Partitioning and Sharding

Partitioning and Sharding - Definition

Partitioning is a technique used in databases to break a single table into smaller chunks or partitions. This provides a foundation for faster queries and ingestion, while enabling ease of maintenance for extremely large tables.  Having the data partitioned into smaller tables can help tailor the schema to be in line with the data access patterns.  Vertical and Horizontal partitioning are two approaches used by customers depending on their needs.   

Vertical Partitioning: In the case of vertical partitioning, a table is split into two or more tables with different sets of columns.  Each of the individual tables can be customized to include the columns that support specific query access patterns.  

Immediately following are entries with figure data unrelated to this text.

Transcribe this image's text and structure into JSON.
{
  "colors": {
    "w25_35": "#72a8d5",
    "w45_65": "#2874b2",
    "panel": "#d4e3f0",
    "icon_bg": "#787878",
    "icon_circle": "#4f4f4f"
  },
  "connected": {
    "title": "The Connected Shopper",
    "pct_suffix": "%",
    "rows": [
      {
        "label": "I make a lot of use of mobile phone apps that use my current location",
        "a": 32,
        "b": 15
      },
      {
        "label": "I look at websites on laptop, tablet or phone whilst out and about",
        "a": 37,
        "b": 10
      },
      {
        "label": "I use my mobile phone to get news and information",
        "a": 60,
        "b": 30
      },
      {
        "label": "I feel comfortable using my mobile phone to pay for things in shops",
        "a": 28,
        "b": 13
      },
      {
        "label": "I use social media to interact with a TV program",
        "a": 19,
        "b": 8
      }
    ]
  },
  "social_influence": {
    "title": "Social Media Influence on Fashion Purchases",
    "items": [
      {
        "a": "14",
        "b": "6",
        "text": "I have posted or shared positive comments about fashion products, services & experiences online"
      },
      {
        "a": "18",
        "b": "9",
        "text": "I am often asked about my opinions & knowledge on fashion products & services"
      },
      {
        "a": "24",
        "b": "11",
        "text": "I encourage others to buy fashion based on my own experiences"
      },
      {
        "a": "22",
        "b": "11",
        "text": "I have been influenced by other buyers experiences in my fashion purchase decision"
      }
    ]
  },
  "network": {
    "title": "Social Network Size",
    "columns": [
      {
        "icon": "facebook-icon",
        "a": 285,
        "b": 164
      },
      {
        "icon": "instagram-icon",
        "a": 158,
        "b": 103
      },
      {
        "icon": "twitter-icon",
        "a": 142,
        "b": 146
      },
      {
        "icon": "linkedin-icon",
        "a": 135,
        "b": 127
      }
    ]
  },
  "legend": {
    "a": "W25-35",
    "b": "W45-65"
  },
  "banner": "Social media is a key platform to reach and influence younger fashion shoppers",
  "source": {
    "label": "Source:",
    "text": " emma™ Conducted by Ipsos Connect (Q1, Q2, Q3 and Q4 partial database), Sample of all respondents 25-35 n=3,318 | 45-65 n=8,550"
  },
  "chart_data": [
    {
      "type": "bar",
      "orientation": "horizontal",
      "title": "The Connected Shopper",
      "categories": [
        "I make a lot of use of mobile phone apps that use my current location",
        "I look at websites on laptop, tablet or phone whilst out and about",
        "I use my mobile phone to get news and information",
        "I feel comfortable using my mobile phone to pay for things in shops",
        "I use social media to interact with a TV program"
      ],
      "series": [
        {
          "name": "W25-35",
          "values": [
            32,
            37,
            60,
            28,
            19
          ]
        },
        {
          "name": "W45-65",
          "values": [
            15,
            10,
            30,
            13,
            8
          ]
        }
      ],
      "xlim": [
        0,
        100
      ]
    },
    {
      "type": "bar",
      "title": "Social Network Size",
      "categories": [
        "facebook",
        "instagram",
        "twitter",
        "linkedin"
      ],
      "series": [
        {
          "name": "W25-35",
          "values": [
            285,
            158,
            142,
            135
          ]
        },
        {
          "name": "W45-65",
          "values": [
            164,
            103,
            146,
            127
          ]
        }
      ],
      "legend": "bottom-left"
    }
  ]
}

Partitioning and Sharding - image 1

After vertical partitioning, above table is split into 2 separate tables each with its own set of columns.

Partitioning and Sharding - image 2

Horizontal Partitioning: On the other hand, with horizontal partitioning a table is split into multiple tables where all tables have identical schemas but hold a smaller subset of the rows of the main table.  

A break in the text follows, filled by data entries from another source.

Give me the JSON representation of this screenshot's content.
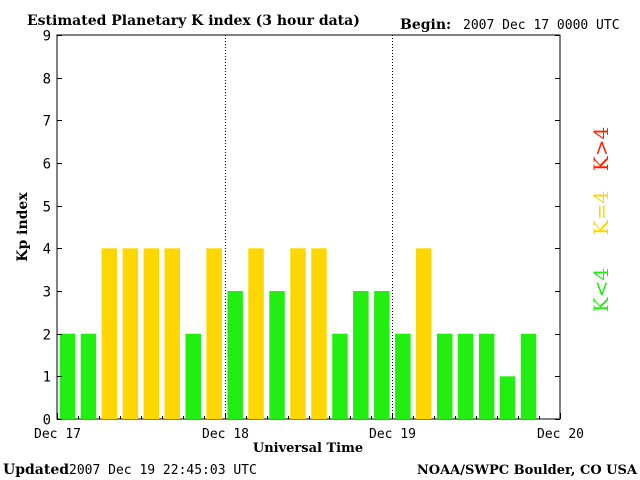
{
  "header": {
    "title": "Estimated Planetary K index (3 hour data)",
    "begin_label": "Begin:",
    "begin_value": "2007 Dec 17 0000 UTC"
  },
  "footer": {
    "updated_label": "Updated",
    "updated_value": "2007 Dec 19 22:45:03 UTC",
    "source": "NOAA/SWPC Boulder, CO USA"
  },
  "legend": {
    "low": "K<4",
    "equal": "K=4",
    "high": "K>4"
  },
  "colors": {
    "low": "#22ee11",
    "equal": "#ffd700",
    "high": "#ff2200",
    "axis": "#000000",
    "divider": "#000000"
  },
  "chart_data": {
    "type": "bar",
    "title": "Estimated Planetary K index (3 hour data)",
    "xlabel": "Universal Time",
    "ylabel": "Kp index",
    "ylim": [
      0,
      9
    ],
    "yticks": [
      0,
      1,
      2,
      3,
      4,
      5,
      6,
      7,
      8,
      9
    ],
    "xlim_hours": [
      0,
      72
    ],
    "bin_hours": 3,
    "xtick_labels": [
      "Dec 17",
      "Dec 18",
      "Dec 19",
      "Dec 20"
    ],
    "day_dividers_hours": [
      24,
      48
    ],
    "values": [
      2,
      2,
      4,
      4,
      4,
      4,
      2,
      4,
      3,
      4,
      3,
      4,
      4,
      2,
      3,
      3,
      2,
      4,
      2,
      2,
      2,
      1,
      2
    ],
    "color_rule": "green if K<4, yellow if K=4, red if K>4",
    "grid": false
  }
}
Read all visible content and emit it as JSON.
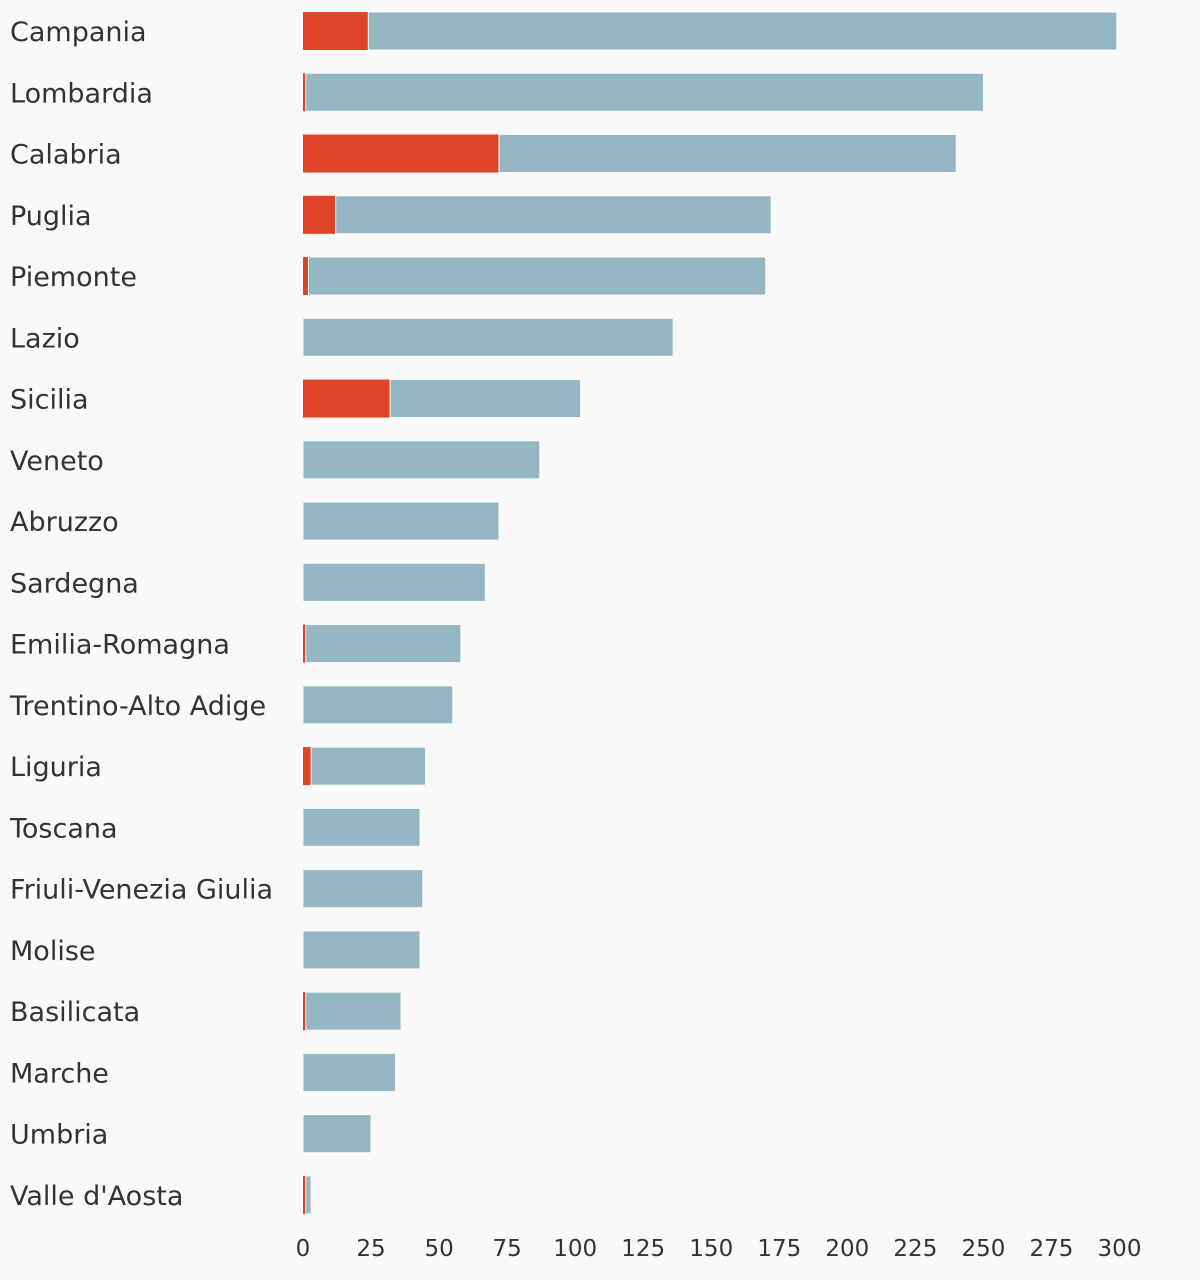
{
  "chart_data": {
    "type": "bar",
    "orientation": "horizontal",
    "stacked": true,
    "categories": [
      "Campania",
      "Lombardia",
      "Calabria",
      "Puglia",
      "Piemonte",
      "Lazio",
      "Sicilia",
      "Veneto",
      "Abruzzo",
      "Sardegna",
      "Emilia-Romagna",
      "Trentino-Alto Adige",
      "Liguria",
      "Toscana",
      "Friuli-Venezia Giulia",
      "Molise",
      "Basilicata",
      "Marche",
      "Umbria",
      "Valle d'Aosta"
    ],
    "series": [
      {
        "color": "#de4426",
        "values": [
          24,
          1,
          72,
          12,
          2,
          0,
          32,
          0,
          0,
          0,
          1,
          0,
          3,
          0,
          0,
          0,
          1,
          0,
          0,
          1
        ]
      },
      {
        "color": "#94b7c3",
        "values": [
          275,
          249,
          168,
          160,
          168,
          136,
          70,
          87,
          72,
          67,
          57,
          55,
          42,
          43,
          44,
          43,
          35,
          34,
          25,
          2
        ]
      }
    ],
    "xlim": [
      0,
      310
    ],
    "xticks": [
      0,
      25,
      50,
      75,
      100,
      125,
      150,
      175,
      200,
      225,
      250,
      275,
      300
    ],
    "grid": false,
    "legend": false
  }
}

Partitioning and Sharding - image 3

With horizontal partitioning, data is split into different partitions based on sales order date column.  This is shown below.

Partitioning and Sharding - image 4

Sharding typically references horizontal partitioning. In the case of sharding, the partitions themselves could be spread out on multiple machines enabling scale-out capabilities.  This approach results in each individual machine processing only a portion of the data resulting in faster data processing.  A shard key is used to split the data into smaller partitions. 

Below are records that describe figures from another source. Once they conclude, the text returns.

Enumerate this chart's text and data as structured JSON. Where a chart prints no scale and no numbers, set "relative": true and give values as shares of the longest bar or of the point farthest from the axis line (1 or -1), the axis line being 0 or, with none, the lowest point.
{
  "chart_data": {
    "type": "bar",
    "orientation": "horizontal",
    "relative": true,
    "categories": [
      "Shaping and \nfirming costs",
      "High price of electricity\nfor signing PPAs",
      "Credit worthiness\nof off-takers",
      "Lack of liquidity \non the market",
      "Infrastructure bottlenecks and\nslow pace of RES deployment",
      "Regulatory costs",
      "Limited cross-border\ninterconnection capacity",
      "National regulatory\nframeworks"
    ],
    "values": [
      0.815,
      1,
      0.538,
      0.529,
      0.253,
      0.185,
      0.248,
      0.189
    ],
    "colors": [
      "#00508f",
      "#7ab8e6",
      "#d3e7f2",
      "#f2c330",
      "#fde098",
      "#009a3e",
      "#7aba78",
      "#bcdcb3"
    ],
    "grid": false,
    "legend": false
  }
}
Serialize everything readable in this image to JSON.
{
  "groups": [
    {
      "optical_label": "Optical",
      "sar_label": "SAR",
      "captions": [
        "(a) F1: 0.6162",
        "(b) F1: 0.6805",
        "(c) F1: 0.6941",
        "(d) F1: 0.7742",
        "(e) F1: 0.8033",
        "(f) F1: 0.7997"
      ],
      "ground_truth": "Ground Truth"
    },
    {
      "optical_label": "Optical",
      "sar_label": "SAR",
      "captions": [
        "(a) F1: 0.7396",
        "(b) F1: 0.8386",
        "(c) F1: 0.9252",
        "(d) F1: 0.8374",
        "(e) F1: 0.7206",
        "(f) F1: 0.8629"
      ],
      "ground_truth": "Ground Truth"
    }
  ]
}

Partitioned or sharded data can then be efficiently organized using clustering to ensure data is sorted according to a key.  This provides best options when sequential access to sorted data is needed.  Partition pruning and clustering are techniques used by analytics platforms to avoid scanning or ordering data resulting in efficient query processing.  Partition manipulation can also be used to archive data or to remove older data as conducting wholesale partition operations are efficient compared to deletes and updates.  These techniques are leveraged in large scale analytics platforms.